If you didn't know the description of $X$ and $Y$ in terms of coin tosses, the distribution table would still have told you immediately that the two random variables are dependent. The possible values of $Y$ change depending on the value of $X$.

Minimum of Independent Geometrics

To find the distribution of a sample minimum, it is a good idea to work with the right hand tail probabilities:

$$ P(\text{minimum } > k) ~ = ~ P(\text{each element of the sample is } > k) $$

Let $X_1$ be geometric $(p_1)$ on $\{1, 2, 3, \ldots \}$ and let $X_2$ be geometric $(p_2)$ on $\{1, 2, 3, \ldots \}$. Suppose $X_1$ and $X_2$ are independent. Let $M = \min(X_1, X_2)$.
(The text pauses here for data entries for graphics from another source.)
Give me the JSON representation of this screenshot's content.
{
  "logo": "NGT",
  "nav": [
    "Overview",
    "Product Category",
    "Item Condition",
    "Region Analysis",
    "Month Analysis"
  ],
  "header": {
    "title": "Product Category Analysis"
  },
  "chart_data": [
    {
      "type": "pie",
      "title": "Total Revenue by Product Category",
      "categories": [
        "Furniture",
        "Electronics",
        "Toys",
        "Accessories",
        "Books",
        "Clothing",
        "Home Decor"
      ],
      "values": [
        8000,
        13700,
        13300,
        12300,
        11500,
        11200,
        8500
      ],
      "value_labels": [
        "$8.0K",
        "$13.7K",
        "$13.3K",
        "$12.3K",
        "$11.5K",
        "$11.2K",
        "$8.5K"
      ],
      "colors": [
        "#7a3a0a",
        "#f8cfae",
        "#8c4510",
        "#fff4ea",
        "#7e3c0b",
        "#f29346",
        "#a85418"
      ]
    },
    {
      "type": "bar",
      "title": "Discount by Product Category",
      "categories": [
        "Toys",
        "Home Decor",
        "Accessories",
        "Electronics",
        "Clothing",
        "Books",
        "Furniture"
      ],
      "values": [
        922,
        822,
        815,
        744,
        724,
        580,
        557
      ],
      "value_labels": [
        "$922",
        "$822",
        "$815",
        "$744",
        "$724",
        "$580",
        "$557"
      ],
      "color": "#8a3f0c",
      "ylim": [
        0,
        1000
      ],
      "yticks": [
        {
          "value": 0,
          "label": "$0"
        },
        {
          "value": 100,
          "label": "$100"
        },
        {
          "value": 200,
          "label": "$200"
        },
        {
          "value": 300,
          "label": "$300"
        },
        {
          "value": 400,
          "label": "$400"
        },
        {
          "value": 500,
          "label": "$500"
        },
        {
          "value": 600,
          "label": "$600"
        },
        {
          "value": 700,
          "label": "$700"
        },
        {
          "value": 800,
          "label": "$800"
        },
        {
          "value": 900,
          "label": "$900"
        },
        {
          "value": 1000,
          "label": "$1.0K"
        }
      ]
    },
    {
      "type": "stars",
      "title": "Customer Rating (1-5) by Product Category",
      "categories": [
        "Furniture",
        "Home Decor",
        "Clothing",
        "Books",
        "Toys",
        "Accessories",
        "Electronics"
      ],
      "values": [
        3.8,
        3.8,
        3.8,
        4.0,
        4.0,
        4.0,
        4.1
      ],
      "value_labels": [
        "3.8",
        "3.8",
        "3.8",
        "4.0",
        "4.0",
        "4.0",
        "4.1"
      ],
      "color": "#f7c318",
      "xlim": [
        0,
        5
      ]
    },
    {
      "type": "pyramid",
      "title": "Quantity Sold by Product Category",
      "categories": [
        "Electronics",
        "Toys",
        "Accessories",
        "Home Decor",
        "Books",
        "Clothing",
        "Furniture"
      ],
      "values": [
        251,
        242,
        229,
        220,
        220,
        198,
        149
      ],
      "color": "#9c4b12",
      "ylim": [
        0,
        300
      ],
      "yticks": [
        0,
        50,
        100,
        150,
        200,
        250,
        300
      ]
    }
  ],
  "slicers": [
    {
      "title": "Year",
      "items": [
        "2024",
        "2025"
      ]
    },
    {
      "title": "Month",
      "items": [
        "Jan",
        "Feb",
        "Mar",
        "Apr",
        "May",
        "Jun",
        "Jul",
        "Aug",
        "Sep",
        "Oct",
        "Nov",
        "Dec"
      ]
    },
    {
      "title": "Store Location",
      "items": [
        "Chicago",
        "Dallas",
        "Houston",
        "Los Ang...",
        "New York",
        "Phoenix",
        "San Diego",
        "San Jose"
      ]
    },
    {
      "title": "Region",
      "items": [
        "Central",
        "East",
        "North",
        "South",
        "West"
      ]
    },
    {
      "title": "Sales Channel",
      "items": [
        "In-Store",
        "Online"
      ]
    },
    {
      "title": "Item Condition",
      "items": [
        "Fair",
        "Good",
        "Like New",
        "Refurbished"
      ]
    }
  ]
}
To find the distribution of $M$, first note that the possible values of $M$ are $\{1, 2, 3, \ldots \}$. The right tail probabilities (that is, the survival probabilities) are

$$ P(M > k) ~ = ~ P(X_1 > k, X_2 > k) ~ = ~ q_1^kq_2^k ~ = ~ (q_1q_2)^k $$

This is the form of the tail probabilities of the geometric $(1 - q_1q_2)$ distribution on $\{1, 2, 3, \ldots \}$.

If you fail to notice that, you can always find the mass $P(M = k)$ by using

$$ P(M = k) ~ = ~ P(M > k-1) - P(M > k) $$

A Joint Density

The function $$ f(x,y) ~ = ~ 120x(y-x)(1-x), 0 < x < y < 1 $$

and $f(x,y) = 0$ everywhere else is a joint density function. The set of possible values $(x,y)$ is the upper left triangle of the unit square. You can check that the function integrates to 1.

To find $P(Y > X + 0.5)$ you have to integrate $f$ over the appropriate region:

$$ P(Y > X + 0.5) ~ = ~ \int_0^{0.5} \int_{x+0.5}^1 f(x,y)dydx ~ = ~ \int_{0.5}^1 \int_0^{y-0.5} f(x,y)dxdy $$